Raccontando una vicenda d’inganni e travestimenti, di desideri e cuori spezzati, Théophile Gautier costruiva un’appassionante cronaca amorosa, ma tra le righe intendeva anche far trapelare la propria posizione relativa a una problematica all’epoca molto dibattuta nelle cerchie intellettuali francesi ed europee, la problematica del ruolo dell’arte nella società borghese. Nella Parigi ancora scossa dai moti rivoluzionari, ai tavoli dei caffè letterari e sulle pagine delle riviste culturali, in molti si domandavano quale fosse la responsabilità degli scrittori, dei pittori, degli scultori, dei compositori di musica, degli attori di teatro, dei cantanti lirici, dei poeti, insomma di tutte quelle persone che facevano dell’arte il proprio mestiere, nei confronti della direzione che il mondo stava prendendo.

Mademoiselle de Maupin
Jean-Jules-Antoine Lecomte du Nouÿ
Olio su tela. 1902

La monarchia era stata abbattuta, sostituita da forme sperimentali di governo, ma l’industrializzazione rampante e alcuni progressi tecnologici messi al servizio di un produttivismo sfrenato stavano portando a forme inedite di sottomissione, se non di vera schiavitù : l’uomo moderno doveva adeguarsi ai cambiamenti in corso, inventarsi nuove identità, proiettarsi nell’avvenire. E in tutto questo, in questo grande calderone d’idee, d’illusioni e di vanità, a che cosa serviva la bellezza, a che cosa serviva l’arte ?

Théophile Gautier, che da giovanissimo aveva intrapreso studi di pittura, decidendo poi di dedicarsi alle belle lettere su consiglio dell’immenso Victor Hugo, aveva un’opinione netta a riguardo, un’opinione che decostruiva la problematica stessa. Non era, per lui, questione se l’arte dovesse servire questa o quella causa, se si rivelasse o meno adatta a un determinato scopo, se in essa, se nell’arte, fosse possibile identificare una certa utilità : era la nozione medesima di utilità che si opponeva a quella di creatività artistica.

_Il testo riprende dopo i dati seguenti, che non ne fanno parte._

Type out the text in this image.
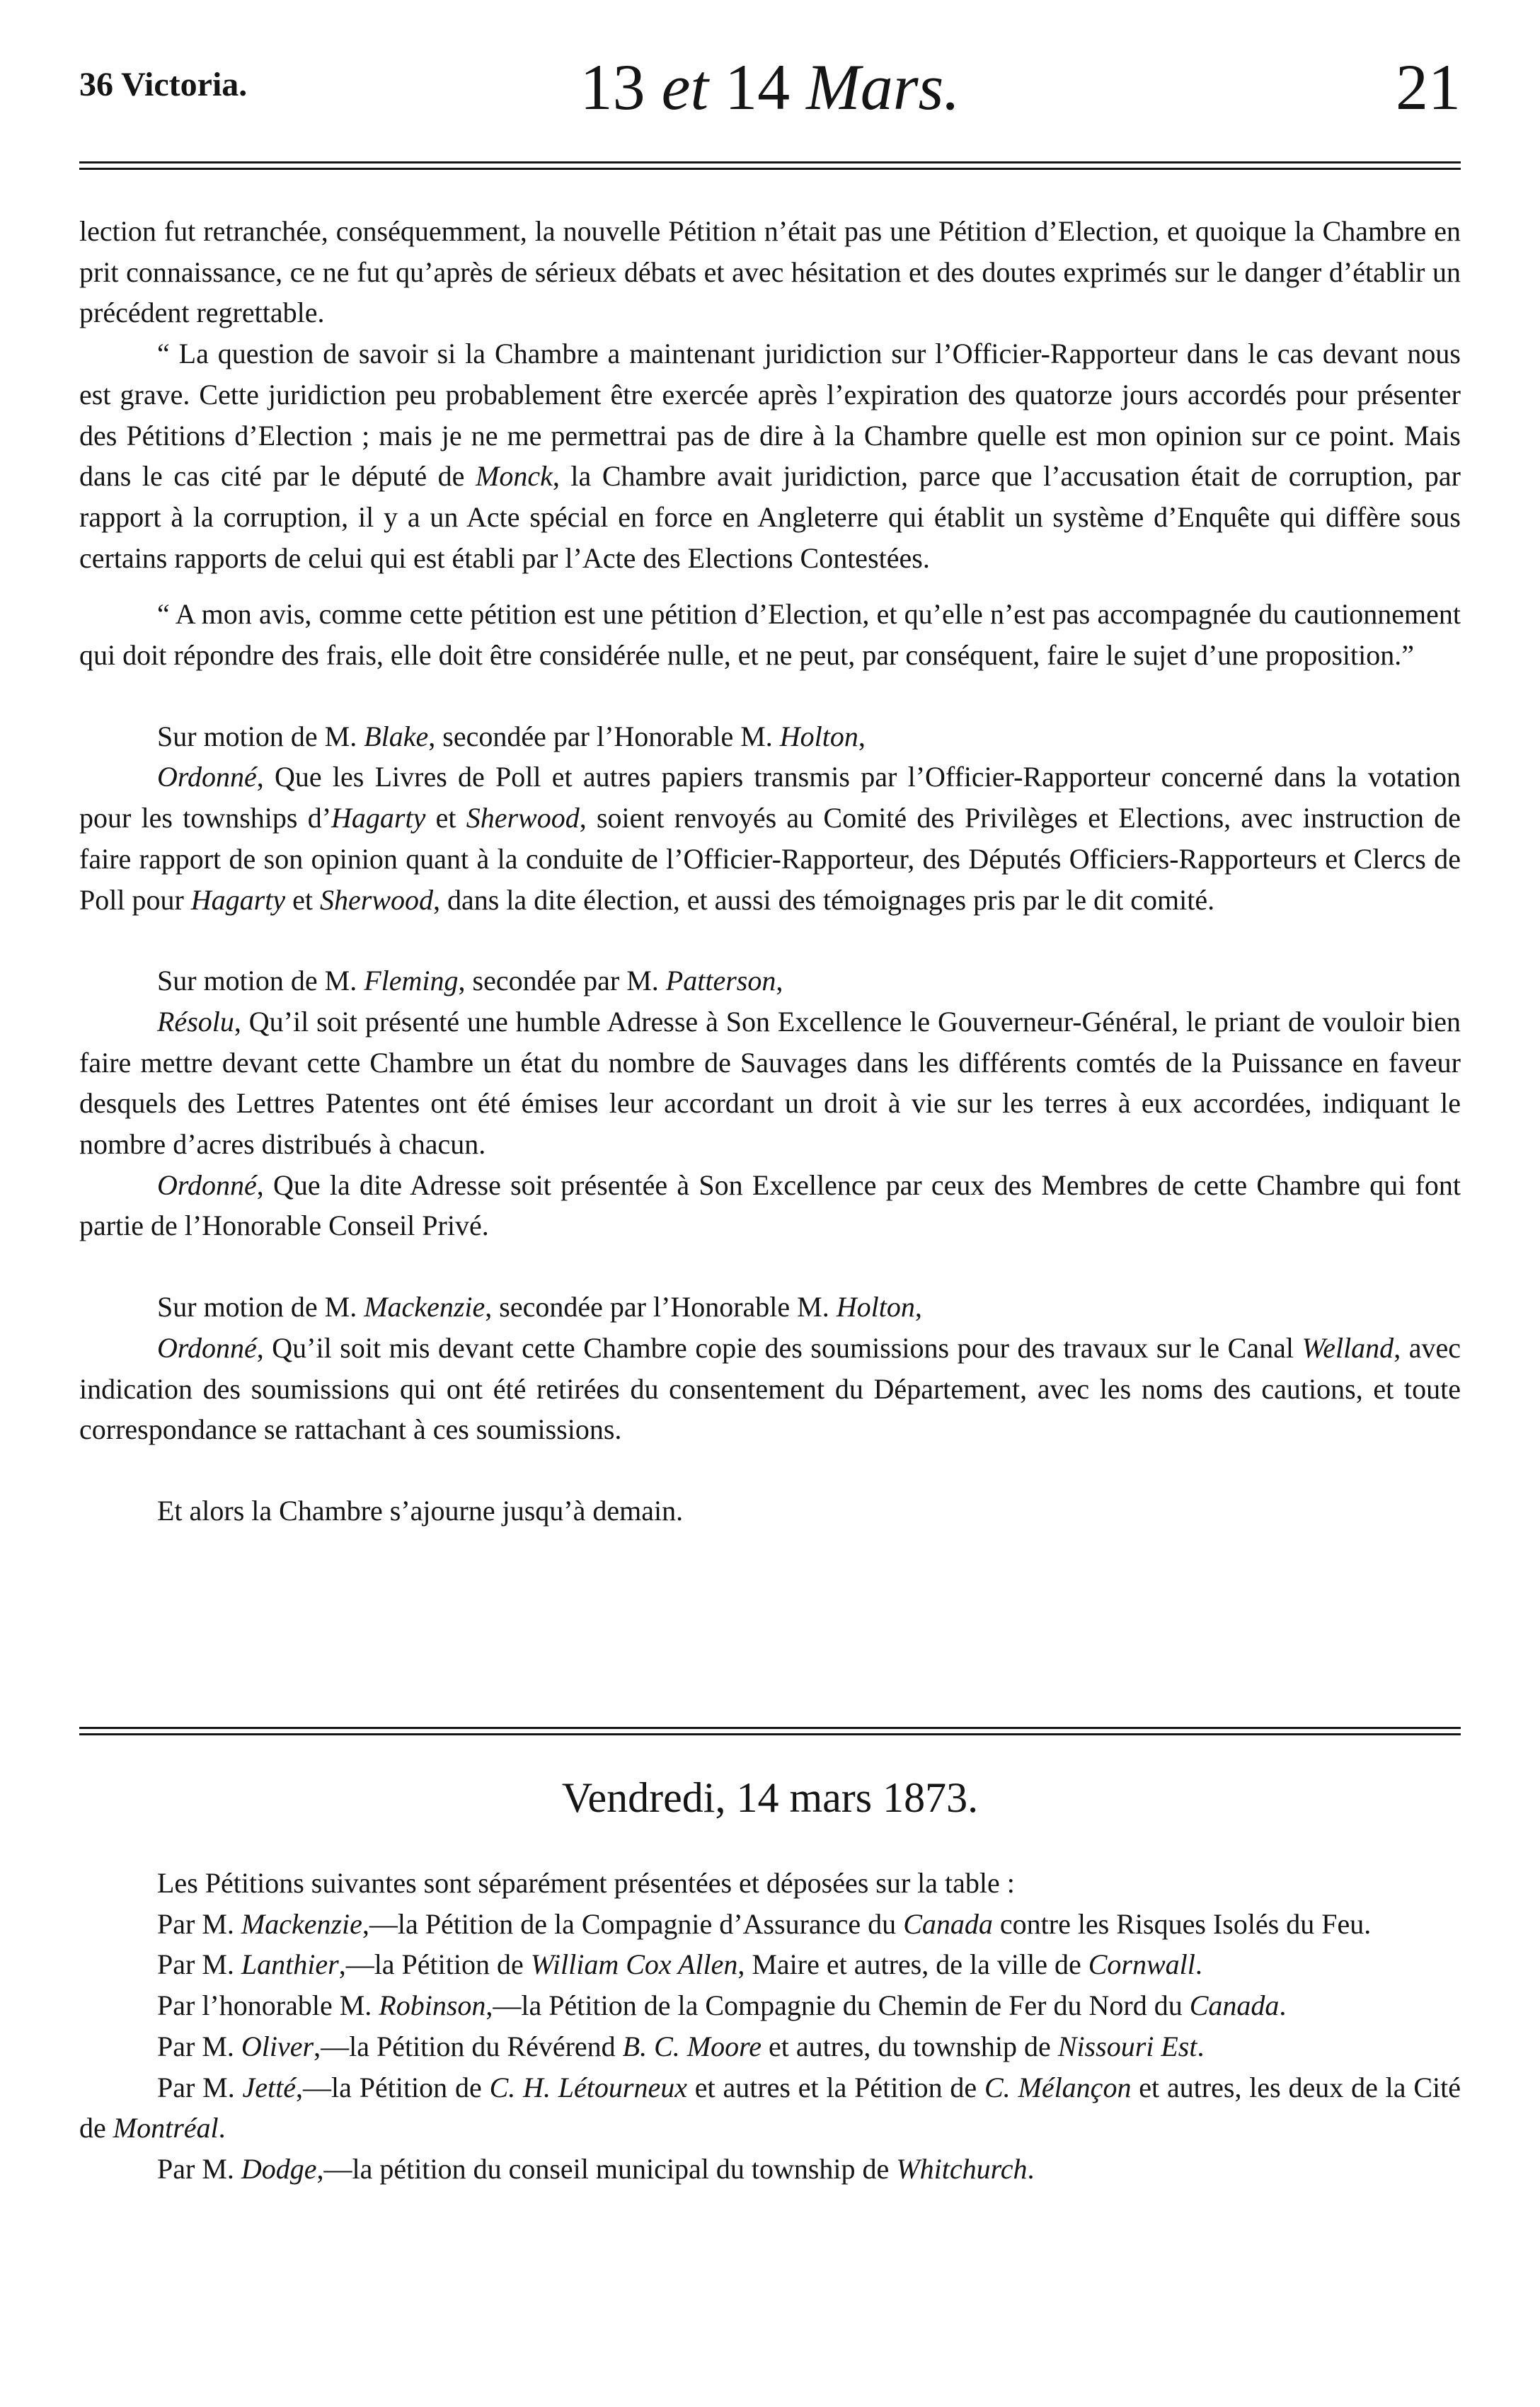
36 Victoria.	13 et 14 Mars.	21

lection fut retranchée, conséquemment, la nouvelle Pétition n’était pas une Pétition d’Election, et quoique la Chambre en prit connaissance, ce ne fut qu’après de sérieux débats et avec hésitation et des doutes exprimés sur le danger d’établir un précédent regrettable.

“ La question de savoir si la Chambre a maintenant juridiction sur l’Officier-Rapporteur dans le cas devant nous est grave. Cette juridiction peu probablement être exercée après l’expiration des quatorze jours accordés pour présenter des Pétitions d’Election ; mais je ne me permettrai pas de dire à la Chambre quelle est mon opinion sur ce point. Mais dans le cas cité par le député de Monck, la Chambre avait juridiction, parce que l’accusation était de corruption, par rapport à la corruption, il y a un Acte spécial en force en Angleterre qui établit un système d’Enquête qui diffère sous certains rapports de celui qui est établi par l’Acte des Elections Contestées.

“ A mon avis, comme cette pétition est une pétition d’Election, et qu’elle n’est pas accompagnée du cautionnement qui doit répondre des frais, elle doit être considérée nulle, et ne peut, par conséquent, faire le sujet d’une proposition.”

Sur motion de M. Blake, secondée par l’Honorable M. Holton,

Ordonné, Que les Livres de Poll et autres papiers transmis par l’Officier-Rapporteur concerné dans la votation pour les townships d’Hagarty et Sherwood, soient renvoyés au Comité des Privilèges et Elections, avec instruction de faire rapport de son opinion quant à la conduite de l’Officier-Rapporteur, des Députés Officiers-Rapporteurs et Clercs de Poll pour Hagarty et Sherwood, dans la dite élection, et aussi des témoignages pris par le dit comité.

Sur motion de M. Fleming, secondée par M. Patterson,

Résolu, Qu’il soit présenté une humble Adresse à Son Excellence le Gouverneur-Général, le priant de vouloir bien faire mettre devant cette Chambre un état du nombre de Sauvages dans les différents comtés de la Puissance en faveur desquels des Lettres Patentes ont été émises leur accordant un droit à vie sur les terres à eux accordées, indiquant le nombre d’acres distribués à chacun.

Ordonné, Que la dite Adresse soit présentée à Son Excellence par ceux des Membres de cette Chambre qui font partie de l’Honorable Conseil Privé.

Sur motion de M. Mackenzie, secondée par l’Honorable M. Holton,

Ordonné, Qu’il soit mis devant cette Chambre copie des soumissions pour des travaux sur le Canal Welland, avec indication des soumissions qui ont été retirées du consentement du Département, avec les noms des cautions, et toute correspondance se rattachant à ces soumissions.

Et alors la Chambre s’ajourne jusqu’à demain.

Vendredi, 14 mars 1873.

Les Pétitions suivantes sont séparément présentées et déposées sur la table :

Par M. Mackenzie,—la Pétition de la Compagnie d’Assurance du Canada contre les Risques Isolés du Feu.

Par M. Lanthier,—la Pétition de William Cox Allen, Maire et autres, de la ville de Cornwall.

Par l’honorable M. Robinson,—la Pétition de la Compagnie du Chemin de Fer du Nord du Canada.

Par M. Oliver,—la Pétition du Révérend B. C. Moore et autres, du township de Nissouri Est.

Par M. Jetté,—la Pétition de C. H. Létourneux et autres et la Pétition de C. Mélançon et autres, les deux de la Cité de Montréal.

Par M. Dodge,—la pétition du conseil municipal du township de Whitchurch.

Il fine dell’arte secondo Gautier non andava cercato altrove, in qualche militanza politica o predicazione religiosa, bensì nell’arte stessa – concetto che alcuni condensavano nella famosa formula “l’arte per l’arte”. Nel suo romanzo giovanile l’oggetto del desiderio del protagonista è allora qualcosa all’opposto delle consuetudini, è un ideale che supera la distinzione di genere, quella tra maschile e femminile, per incarnarsi in un personaggio ambiguo, una fanciulla bellissima che assume abiti e maniere virili e fa così innamorare donne e uomini. Lei, Mademoiselle de Maupin, maschio e femmina allo stesso tempo, è l’essere umano al completo, lei è l’amore più limpido, l’amore allo stato grezzo, l’amore disinteressato perché indipendente dall’istinto di procreazione e quindi dalla capitale finalità pratica, la sopravvivenza della specie. Lei è l’arte nella sua essenzialità, lei è l’arte per l’arte.